Competitive foods have been around in one form or another for decades. But one of the biggest changes the Obama reform brought about was to apply nutritional standards to competitive foods for the first time ever. What’s fascinating to me is that even though competitive foods are a relatively small part of school food, it was those particular standards that seem to have really precipitated the break between the lunch ladies (and their industry allies) and the administration. It’s partly because the rules posed, in the long term, a bigger challenge to the ingenuity and bottom lines of the food companies and partly because they are an important source of income for more affluent school districts.

Has anyone in the School Nutrition Association, or outside it, come up with useful ways to get students to eat the more healthful lunches?

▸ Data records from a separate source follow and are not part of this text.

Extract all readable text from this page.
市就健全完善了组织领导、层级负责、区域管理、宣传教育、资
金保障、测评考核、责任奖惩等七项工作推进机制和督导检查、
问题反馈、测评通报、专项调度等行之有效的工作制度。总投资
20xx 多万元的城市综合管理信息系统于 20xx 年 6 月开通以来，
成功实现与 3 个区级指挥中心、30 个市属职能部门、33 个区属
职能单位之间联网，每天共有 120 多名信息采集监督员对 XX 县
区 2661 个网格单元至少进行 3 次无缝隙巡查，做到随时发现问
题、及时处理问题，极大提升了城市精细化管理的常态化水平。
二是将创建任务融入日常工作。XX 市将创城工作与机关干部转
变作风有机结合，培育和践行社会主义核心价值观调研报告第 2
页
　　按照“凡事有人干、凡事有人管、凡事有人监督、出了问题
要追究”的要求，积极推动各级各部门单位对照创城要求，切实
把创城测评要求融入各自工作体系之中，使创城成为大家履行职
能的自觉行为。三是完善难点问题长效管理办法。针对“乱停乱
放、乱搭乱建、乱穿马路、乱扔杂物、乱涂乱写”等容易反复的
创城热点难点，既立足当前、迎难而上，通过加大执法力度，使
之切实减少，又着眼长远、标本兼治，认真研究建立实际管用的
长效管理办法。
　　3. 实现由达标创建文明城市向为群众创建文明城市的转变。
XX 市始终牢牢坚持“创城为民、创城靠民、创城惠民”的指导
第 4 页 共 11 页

There are many, many success stories in the school-lunch world — school chefs who have come up with creative ways to get kids to eat a broader range of foods, more vegetables and more healthful food. The S.N.A. puts a fair amount of effort into teaching best practices and educating members in some of the success stories. I attended a fascinating panel at their Boston convention this summer featuring Jessica Shelly, who oversees school meals in the Cincinnati public school system and is a kind of rock star in the lunch-lady world. She advocates a mix of creative cooking and creative marketing — where in the cafeteria do you put the salad bar? Have you made the cafeteria and the food stations physically inviting? Can you find a way to allow students to build their own vegetable plates so they feel they have some control? Can you get popular faculty members to eat in the cafeteria along with the students? It’s not always just about the food.

Last, but most important: Shouldn’t pizza technically be considered a fruit and not a vegetable?

In my household, pizza is its own food group.